Background: Our aim was to determine the prevalence of sub-target hemoglobin (Hb) levels in children with a renal allograft and to identify potential determinants associated with these Hb levels.
Methods: Data from 3669 children with a functioning renal allograft, aged <18 years between 1 January 2000 and 31 December 2012, from 20 European countries were retrieved from the ESPN/ERA-EDTA Registry, providing 16,170 Hb measurements.
Results: According to the NKF/KDOQI classification and the UK-NICE guidelines, 49.8 and 7.8% of the patients, respectively, were anemic. Hb levels were strongly associated with graft function, with Hb levels of 12.6 g/dl in children with chronic kidney disease (CKD) stage 1, declining to 10.7 g/dl in children with CKD stage 5 (P < 0.001). Higher Hb levels were associated with the use of tacrolimus compared to ciclosporin (0.14 g/dl; 95% confidence interval 0.02-0.27; P = 0.002). Low Hb levels were associated with an increased risk of graft failure (P = 0.01) or combined graft failure and death (P < 0.01), but not with death alone (not significant).

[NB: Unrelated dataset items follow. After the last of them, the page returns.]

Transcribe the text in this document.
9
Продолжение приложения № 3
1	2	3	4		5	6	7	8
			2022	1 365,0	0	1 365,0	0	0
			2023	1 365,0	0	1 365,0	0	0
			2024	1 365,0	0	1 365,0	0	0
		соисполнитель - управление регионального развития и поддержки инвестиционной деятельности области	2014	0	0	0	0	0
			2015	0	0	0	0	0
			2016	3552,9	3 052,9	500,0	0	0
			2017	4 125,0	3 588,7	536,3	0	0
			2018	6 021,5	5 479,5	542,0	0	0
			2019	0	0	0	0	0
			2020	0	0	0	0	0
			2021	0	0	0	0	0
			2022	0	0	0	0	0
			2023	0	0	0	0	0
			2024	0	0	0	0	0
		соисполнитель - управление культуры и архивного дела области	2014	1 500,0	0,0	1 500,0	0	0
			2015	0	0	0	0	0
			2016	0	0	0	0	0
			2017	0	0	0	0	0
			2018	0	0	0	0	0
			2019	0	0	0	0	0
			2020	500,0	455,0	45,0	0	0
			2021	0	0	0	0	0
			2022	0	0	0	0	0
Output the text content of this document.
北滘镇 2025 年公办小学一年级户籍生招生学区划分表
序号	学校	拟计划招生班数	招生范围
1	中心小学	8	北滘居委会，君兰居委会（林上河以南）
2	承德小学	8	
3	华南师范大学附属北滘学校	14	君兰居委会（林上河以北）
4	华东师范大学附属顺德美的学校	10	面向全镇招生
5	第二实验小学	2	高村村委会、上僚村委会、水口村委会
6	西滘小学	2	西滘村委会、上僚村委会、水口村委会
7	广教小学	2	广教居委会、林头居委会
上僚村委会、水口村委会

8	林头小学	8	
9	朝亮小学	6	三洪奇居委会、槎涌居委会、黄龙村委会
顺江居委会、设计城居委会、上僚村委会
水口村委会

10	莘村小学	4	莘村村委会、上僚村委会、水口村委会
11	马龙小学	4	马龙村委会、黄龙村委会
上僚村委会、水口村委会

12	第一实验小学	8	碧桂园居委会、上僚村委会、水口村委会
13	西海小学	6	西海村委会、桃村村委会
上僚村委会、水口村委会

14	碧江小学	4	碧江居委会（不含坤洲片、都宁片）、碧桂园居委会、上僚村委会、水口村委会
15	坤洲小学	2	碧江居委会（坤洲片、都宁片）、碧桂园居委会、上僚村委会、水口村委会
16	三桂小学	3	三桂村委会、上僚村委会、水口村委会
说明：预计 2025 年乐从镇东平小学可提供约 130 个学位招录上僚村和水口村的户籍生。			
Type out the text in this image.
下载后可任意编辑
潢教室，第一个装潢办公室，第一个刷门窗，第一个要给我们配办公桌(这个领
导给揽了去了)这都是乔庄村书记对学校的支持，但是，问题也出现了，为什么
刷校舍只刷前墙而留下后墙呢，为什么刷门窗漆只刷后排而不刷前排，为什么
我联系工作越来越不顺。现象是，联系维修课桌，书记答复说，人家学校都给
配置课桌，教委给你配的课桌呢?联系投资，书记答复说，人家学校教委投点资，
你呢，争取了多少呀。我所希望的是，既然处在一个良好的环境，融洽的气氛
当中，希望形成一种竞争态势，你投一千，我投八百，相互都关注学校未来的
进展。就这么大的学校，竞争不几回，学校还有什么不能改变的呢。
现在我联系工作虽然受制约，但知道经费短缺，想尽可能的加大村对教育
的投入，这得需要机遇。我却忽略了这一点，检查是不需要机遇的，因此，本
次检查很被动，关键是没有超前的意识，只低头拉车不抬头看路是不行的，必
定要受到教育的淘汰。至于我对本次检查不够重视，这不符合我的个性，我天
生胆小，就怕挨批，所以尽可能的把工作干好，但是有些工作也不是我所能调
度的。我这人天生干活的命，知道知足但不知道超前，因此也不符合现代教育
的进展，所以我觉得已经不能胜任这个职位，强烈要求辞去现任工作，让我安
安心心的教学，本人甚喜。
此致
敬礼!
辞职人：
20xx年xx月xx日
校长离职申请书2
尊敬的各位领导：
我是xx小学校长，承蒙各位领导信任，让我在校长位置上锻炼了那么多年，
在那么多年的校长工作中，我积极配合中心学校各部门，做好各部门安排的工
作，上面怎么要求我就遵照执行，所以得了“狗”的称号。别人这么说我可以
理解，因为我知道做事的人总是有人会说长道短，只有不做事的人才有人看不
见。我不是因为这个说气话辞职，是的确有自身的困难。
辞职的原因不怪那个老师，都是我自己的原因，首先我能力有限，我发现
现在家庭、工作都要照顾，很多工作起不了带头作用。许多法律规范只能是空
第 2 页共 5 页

Conclusions: Anemia is present in a significant proportion of European pediatric kidney transplant recipients and is associated with renal allograft dysfunction and type of immunosuppressants used. In our patient cohort, higher Hb levels were associated with better graft and patient survival and less hypertension.
Keywords: Anemia; Graft survival; Hb level; Immunosuppressive therapy; Pediatrics; Transplantation.